With respect to plaintiffs appeal, we conclude that the court erred in adhering to its prior decision with respect to the permanent consequential limitation of use and significant limitation of use categories, and we therefore modify the order accordingly. Defendants again by their own submissions raised triable issues of fact with respect to those categories of serious injury. Although they submitted the report of their examining physician in which he concluded that plaintiff had a full range of motion in her cervical spine, they also submitted the records of plaintiffs treating chiropractor indicating that plaintiff had restricted cervical movement in the range of 28% to 37% and restricted dorsolumbar movement in the range of 16% to 50%. Those records set forth the requisite objective evidence to raise triable issues of fact (see generally Toure v Avis Rent A Car Sys., 98 NY2d 345, 352-353 [2002]).

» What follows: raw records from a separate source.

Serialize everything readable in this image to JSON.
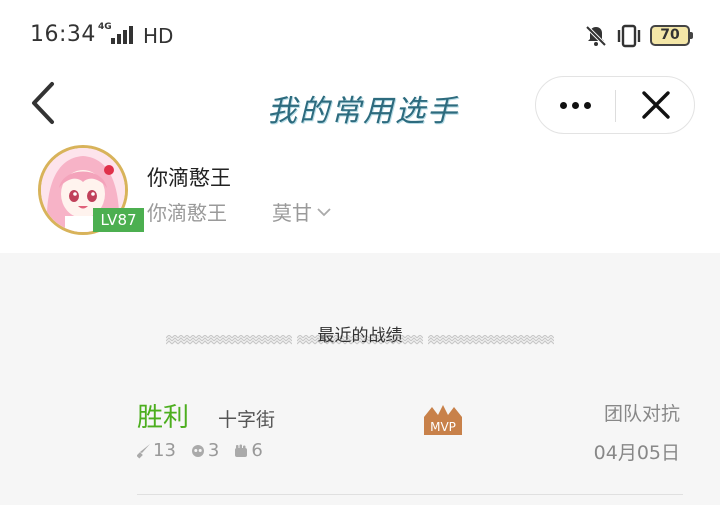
{
  "status_bar": {
    "time": "16:34",
    "network": "4G",
    "hd": "HD",
    "battery": "70"
  },
  "nav": {
    "title": "我的常用选手"
  },
  "profile": {
    "name": "你滴憨王",
    "server": "你滴憨王",
    "role": "莫甘",
    "level": "LV87"
  },
  "section": {
    "title": "最近的战绩"
  },
  "match": {
    "result": "胜利",
    "map": "十字街",
    "badge": "MVP",
    "mode": "团队对抗",
    "date": "04月05日",
    "kills": "13",
    "deaths": "3",
    "assists": "6"
  },
  "colors": {
    "win": "#4cae1e",
    "level_badge": "#4caf50",
    "mvp": "#c8814a",
    "title": "#2d6b7e"
  }
}
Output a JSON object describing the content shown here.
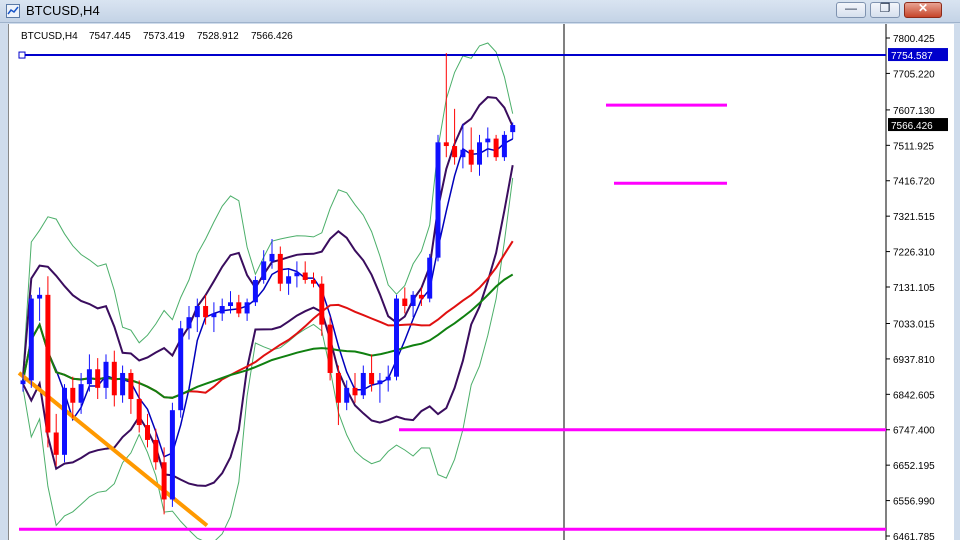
{
  "window": {
    "title": "BTCUSD,H4",
    "min_glyph": "—",
    "max_glyph": "❐",
    "close_glyph": "✕"
  },
  "chart": {
    "info": {
      "symbol": "BTCUSD,H4",
      "open": "7547.445",
      "high": "7573.419",
      "low": "7528.912",
      "close": "7566.426"
    },
    "price_labels": [
      "7800.425",
      "7705.220",
      "7607.130",
      "7511.925",
      "7416.720",
      "7321.515",
      "7226.310",
      "7131.105",
      "7033.015",
      "6937.810",
      "6842.605",
      "6747.400",
      "6652.195",
      "6556.990",
      "6461.785"
    ],
    "hline_badge": "7754.587",
    "price_badge": "7566.426",
    "colors": {
      "bull": "#1010ff",
      "bear": "#ff0000",
      "hline_blue": "#0000cc",
      "magenta": "#ff00ff",
      "trend_orange": "#ff9900",
      "ma_red": "#e01010",
      "ma_green": "#108010",
      "band_purple": "#3a0d5e",
      "band_blue": "#0000bb",
      "band_green": "#4caf6a"
    }
  },
  "chart_data": {
    "type": "candlestick",
    "title": "BTCUSD,H4",
    "ylim": [
      6461.785,
      7800.425
    ],
    "yticks": [
      7800.425,
      7705.22,
      7607.13,
      7511.925,
      7416.72,
      7321.515,
      7226.31,
      7131.105,
      7033.015,
      6937.81,
      6842.605,
      6747.4,
      6652.195,
      6556.99,
      6461.785
    ],
    "horizontal_lines": [
      {
        "value": 7754.587,
        "color": "blue"
      },
      {
        "value": 6747.4,
        "color": "magenta"
      },
      {
        "value": 6480,
        "color": "magenta"
      }
    ],
    "last_price": 7566.426,
    "candles": [
      [
        6870,
        6900,
        6850,
        6880
      ],
      [
        6880,
        7110,
        6860,
        7100
      ],
      [
        7100,
        7130,
        7040,
        7110
      ],
      [
        7110,
        7160,
        6700,
        6740
      ],
      [
        6740,
        6790,
        6650,
        6680
      ],
      [
        6680,
        6870,
        6660,
        6860
      ],
      [
        6860,
        6890,
        6780,
        6820
      ],
      [
        6820,
        6900,
        6790,
        6870
      ],
      [
        6870,
        6950,
        6850,
        6910
      ],
      [
        6910,
        6940,
        6830,
        6860
      ],
      [
        6860,
        6950,
        6830,
        6930
      ],
      [
        6930,
        6960,
        6810,
        6840
      ],
      [
        6840,
        6920,
        6820,
        6900
      ],
      [
        6900,
        6910,
        6790,
        6830
      ],
      [
        6830,
        6880,
        6740,
        6760
      ],
      [
        6760,
        6790,
        6700,
        6720
      ],
      [
        6720,
        6750,
        6640,
        6660
      ],
      [
        6660,
        6700,
        6520,
        6560
      ],
      [
        6560,
        6820,
        6540,
        6800
      ],
      [
        6800,
        7040,
        6780,
        7020
      ],
      [
        7020,
        7080,
        6990,
        7050
      ],
      [
        7050,
        7100,
        7010,
        7080
      ],
      [
        7080,
        7110,
        7030,
        7050
      ],
      [
        7050,
        7090,
        7010,
        7060
      ],
      [
        7060,
        7100,
        7040,
        7080
      ],
      [
        7080,
        7120,
        7060,
        7090
      ],
      [
        7090,
        7110,
        7050,
        7060
      ],
      [
        7060,
        7100,
        7040,
        7090
      ],
      [
        7090,
        7160,
        7080,
        7150
      ],
      [
        7150,
        7230,
        7140,
        7200
      ],
      [
        7200,
        7260,
        7180,
        7220
      ],
      [
        7220,
        7240,
        7120,
        7140
      ],
      [
        7140,
        7180,
        7110,
        7160
      ],
      [
        7160,
        7200,
        7130,
        7170
      ],
      [
        7170,
        7200,
        7140,
        7150
      ],
      [
        7150,
        7170,
        7130,
        7140
      ],
      [
        7140,
        7160,
        7000,
        7030
      ],
      [
        7030,
        7050,
        6880,
        6900
      ],
      [
        6900,
        6920,
        6760,
        6820
      ],
      [
        6820,
        6880,
        6800,
        6860
      ],
      [
        6860,
        6900,
        6820,
        6840
      ],
      [
        6840,
        6920,
        6830,
        6900
      ],
      [
        6900,
        6950,
        6850,
        6870
      ],
      [
        6870,
        6900,
        6820,
        6880
      ],
      [
        6880,
        6920,
        6850,
        6890
      ],
      [
        6890,
        7110,
        6880,
        7100
      ],
      [
        7100,
        7130,
        7060,
        7080
      ],
      [
        7080,
        7120,
        7050,
        7110
      ],
      [
        7110,
        7130,
        7080,
        7100
      ],
      [
        7100,
        7220,
        7090,
        7210
      ],
      [
        7210,
        7540,
        7200,
        7520
      ],
      [
        7520,
        7760,
        7480,
        7510
      ],
      [
        7510,
        7610,
        7460,
        7480
      ],
      [
        7480,
        7570,
        7450,
        7500
      ],
      [
        7500,
        7560,
        7440,
        7460
      ],
      [
        7460,
        7540,
        7430,
        7520
      ],
      [
        7520,
        7560,
        7480,
        7530
      ],
      [
        7530,
        7540,
        7470,
        7480
      ],
      [
        7480,
        7550,
        7470,
        7540
      ],
      [
        7547.445,
        7573.419,
        7528.912,
        7566.426
      ]
    ]
  }
}
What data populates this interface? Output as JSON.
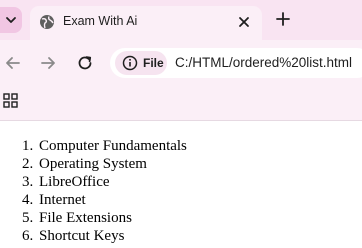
{
  "browser": {
    "tab": {
      "title": "Exam With Ai"
    },
    "address_bar": {
      "site_chip_label": "File",
      "url": "C:/HTML/ordered%20list.html"
    },
    "icons": {
      "tab_dropdown": "chevron-down-icon",
      "favicon": "globe-icon",
      "close": "close-icon",
      "new_tab": "plus-icon",
      "back": "back-arrow-icon",
      "forward": "forward-arrow-icon",
      "reload": "reload-icon",
      "info": "info-icon",
      "apps": "apps-grid-icon"
    },
    "colors": {
      "tabbar": "#f9e4f2",
      "toolbar": "#fbeff7",
      "chip": "#f6e4f0"
    }
  },
  "page": {
    "list": [
      {
        "number": "1.",
        "text": "Computer Fundamentals"
      },
      {
        "number": "2.",
        "text": "Operating System"
      },
      {
        "number": "3.",
        "text": "LibreOffice"
      },
      {
        "number": "4.",
        "text": "Internet"
      },
      {
        "number": "5.",
        "text": "File Extensions"
      },
      {
        "number": "6.",
        "text": "Shortcut Keys"
      }
    ]
  }
}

Finally, we conclude that the court properly adhered to its prior decision denying that part of plaintiffs cross motion for partial summary judgment on the issue of defendants’ negligence. There are triable issues of fact whether Zimmerman was faced with an emergency situation when a third vehicle operated by a nonparty pulled in front of his vehicle and whether Zimmerman, in response to the appearance of the third vehicle, backed up his vehicle in a negligent manner, thereby striking plaintiff’s vehicle (see generally Kuci v Manhattan & Bronx Surface Tr. Operating Auth., 38 NY2d 923, 924 [1996]). Present—Hurlbutt, J.P., Centra, Fahey, Peradotto and Pine, JJ.